Piazza: https://piazza.com/uic/fall2019/cs421

What is this class about?

Natural language processing (NLP) is the subfield of artificial intelligence that focuses on automatically understanding and generating natural language (e.g., Arabic, Navajo, Spanish, or English). It is crucial to many everyday applications ...if you've searched for something online or engaged in dialogue with one of your devices today, you've made use of many different NLP technologies already. This class will provide an introduction to the foundations and most popular applications of natural language processing, through a combination of readings, short assignments, exams, and (for grad students and optionally undergrads) a semester-long project. Topics covered will include text preprocessing, part-of-speech tagging, syntactic and dependency parsing, language modeling, word embeddings, statistical and neural models, dialogue systems, question answering, and machine translation, among others.

Textbooks

Readings and (some) assignments for this class will be drawn from the following sources:
- Daniel Jurafsky and James H Martin. Speech and Language Processing (2nd Edition). Prentice-Hall, Inc., Upper Saddle River, NJ, USA, 2009.
- Daniel Jurafsky and James H Martin. Speech and Language Processing (3rd Edition). Draft, 2019.

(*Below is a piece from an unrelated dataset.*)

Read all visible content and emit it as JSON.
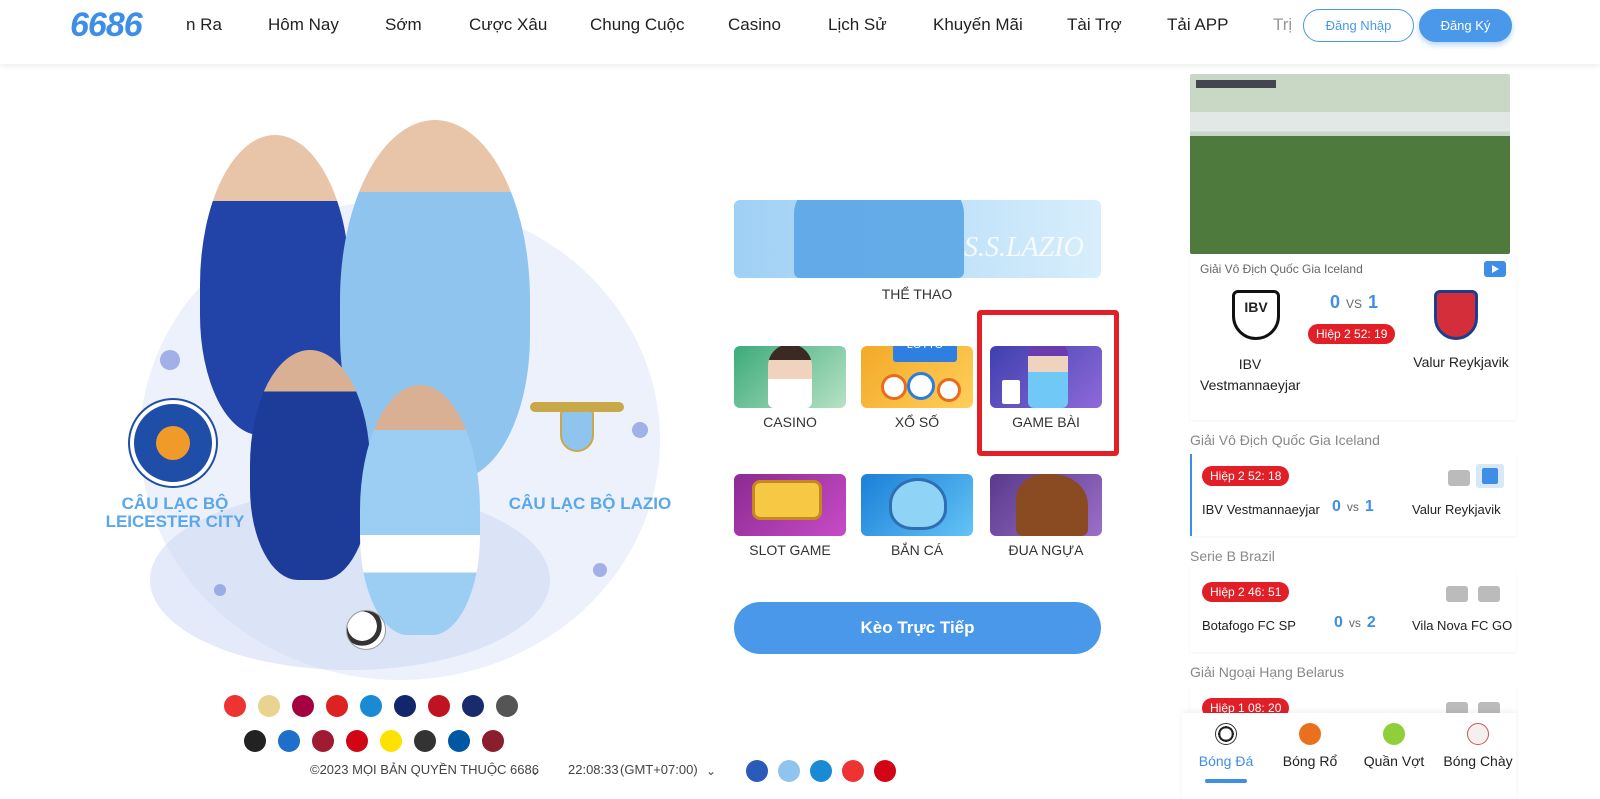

The third edition of the book is still being written; its current draft can be freely accessed at the link above. The second edition is available for purchase from the UIC bookstore and other retailers, and can generally be found at affordable prices since it's been out for awhile. You'll ultimately be responsible for content from those official sources, so if you purchase a different version (e.g., an international edition of the second version), make sure to check for any misaligned material.

Assignments and Exams

This is a 400-level course, designed for both graduate students and advanced undergraduates. Depending on your classification, you may have enrolled in either the four-hour version (grad students) or the three-hour version (undergrad students). There are slightly different requirements for the two versions of the course, with the biggest difference being that grad students will be required to complete a semester-long project. Undergrads may opt to complete a project as well if they would like, in which case their final course grade will be determined according to the same breakdown as that used for graduate students; however, doing this extra work is certainly not a requirement. Some further details about the work you will be expected to complete for this course are provided below:
  • Assignments: Five short assignments will be due over the course of the semester (current due dates are indicated on the course calendar). These assignments will contain a mix of theoretical and coding questions. Code should be written in Python.
  • Project: Graduate students (and any undergraduates who choose to do so) will complete a semester-long project, due the week before finals week. The project will be selected from one of the following topics: (1) build your own chatbot, (2) build your own essay grader, or (3) custom project (requires pre-approval). Deliverables will include a (well-documented!) working implementation, a ~2500-word report, and a short presentation the week before finals week. Projects can be completed individually or in pairs; if done in pairs, the submission must be accompanied by a statement detailing which component(s) each student worked on, signed by both students.
  • Exams: There will be three exams over the course of the semester: two (non-cumulative) midterms, and one (cumulative) final exam. The exams will contain a mixture of multiple choice, true/false, and free-response questions.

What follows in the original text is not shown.